Dinner is pleasant. Ed and Lacy's latest news has to do with their daughter Alison being away at college for the first year. Lacy's telling of any story is filled with drama and hyperbole. It's good to laugh and not talk too much.

Jodie watches the evening's scenes slip by and keeps trying to hold some thought about them. What she really wants is for everything to stop long enough for her to think, to recognize something, to form a plan. But all of it keeps coming and coming and leaving her wordless.

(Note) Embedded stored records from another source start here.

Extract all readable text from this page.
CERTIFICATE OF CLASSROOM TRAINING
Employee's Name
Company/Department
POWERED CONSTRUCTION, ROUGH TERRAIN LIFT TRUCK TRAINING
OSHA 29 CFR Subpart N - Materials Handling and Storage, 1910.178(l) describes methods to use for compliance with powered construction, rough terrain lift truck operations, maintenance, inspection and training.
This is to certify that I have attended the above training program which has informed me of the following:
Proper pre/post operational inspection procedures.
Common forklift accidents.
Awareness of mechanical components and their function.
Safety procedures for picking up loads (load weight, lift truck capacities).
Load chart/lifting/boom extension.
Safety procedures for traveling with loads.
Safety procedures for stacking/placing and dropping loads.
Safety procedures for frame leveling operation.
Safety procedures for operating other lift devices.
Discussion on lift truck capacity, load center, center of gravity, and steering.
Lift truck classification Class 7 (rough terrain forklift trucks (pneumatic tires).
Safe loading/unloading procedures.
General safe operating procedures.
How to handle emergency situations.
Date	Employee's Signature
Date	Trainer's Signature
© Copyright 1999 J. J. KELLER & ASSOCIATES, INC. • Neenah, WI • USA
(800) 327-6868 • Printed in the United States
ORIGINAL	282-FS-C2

Eventually the meal winds down; they clear the table and have pie and coffee in the living room. Then Ed and Lacy stretch and say their good-byes. Jodie and Mack walk them out to their car.

“He's looking good,” Lacy says, close to Jodie's ear. She gives Jodie's hand a squeeze before getting into the car.

Jodie nods. “Thanks for everything.” Mack comes up beside her as they watch the Timmonses leave.